Being sleepless, I lit a candle at twelve or one o'clock, and tried to tranquillise myself with a book. The candle made a little halo about the bed, but left the rest of the room dim. One window was wide open, as I always had it; an armchair, with a cushion in its back, stood near the window. I heard no sound, but suddenly had that curious feeling of fright which precedes the discovery of the thing that frightens you; and, looking up, I saw two eyes, terrifyingly intense in their expression, glowing and glaring at me from the armchair. The thing crouched upon the top of the cushion, quite still, as if it had been there for hours. I thought it was a cat, and shooed and slapped my book; when it made no response to these manifestations, I knew it was an oppossum. The candle-light outside had lured him to its source, and he now sat lost in contemplation of the magic flame. I got out of bed and ran window-wards, in the greatest haste to be rid of the creature I had so long wished to see; he crawled cringingly an inch or two, but I had to push him with the edge of my book off the cushion and the window-sill and out into the night. I could not imagine how he had got in, for my room was in an upper storey of the tall old house, the roof of the verandah some distance below; but, looking out in the morning, I saw that a course of brickwork, just about wide enough for a mouse, ran along the face of the wall, not far from the window, and that a great white cedar tree stood close to one end of it. I boasted at breakfast that I had seen a 'possum at last, but I am careful now, when I sleep in that room, not to burn a midnight candle with the window open.

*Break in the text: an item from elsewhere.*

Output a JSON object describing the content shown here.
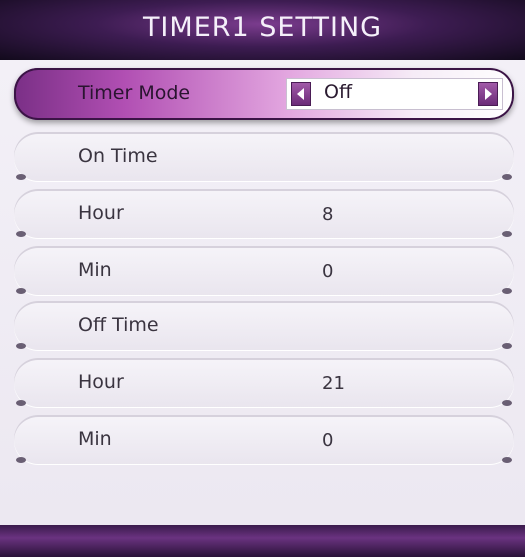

To return to Dik. On the 18th he came back to tell us he had found a job. I do not remember what it was, but it is recorded in my diary that we had a gala dinner in honour of it. He returned again before breakfast on Christmas Day. G. had distant country services afternoon and evening, and the three of us went together and made a picnic of it, keeping our domestic festival for Boxing Day, in the night of which Dik left us, while we slept. But on the 28th of January that job also came to an end--not from any fault of his, but just because it was a little one and he had finished it. The neighbourhood was searched again, and he went work-hunting into New South Wales with no success. He had long ago sold his horse, and now he began to sell his other things--guns, tool-chest, lathe, non-essential clothes--throwing them away one after the other, for a mere song, in spite of our remonstrances. He left his lodgings for cheaper ones; later on we persuaded him to exchange these for a shakedown with us; but he was too proud to owe us bed and board, and only stayed in the brief intervals between his futile tramps, when he knew we should be cut to the heart if he did not. It came to broken boots and ever-increasing shabbiness, to the shunning and slighting of him by persons who were not worthy to be named in the same breath with him, to his growing gaunt for want of sufficient food. "This in your hospitable Australia!" the reader may exclaim. Yes, indeed; and he is not the only one I have seen thus circ.u.mstanced, by many--only the others were mostly getting their deserts, which he was not.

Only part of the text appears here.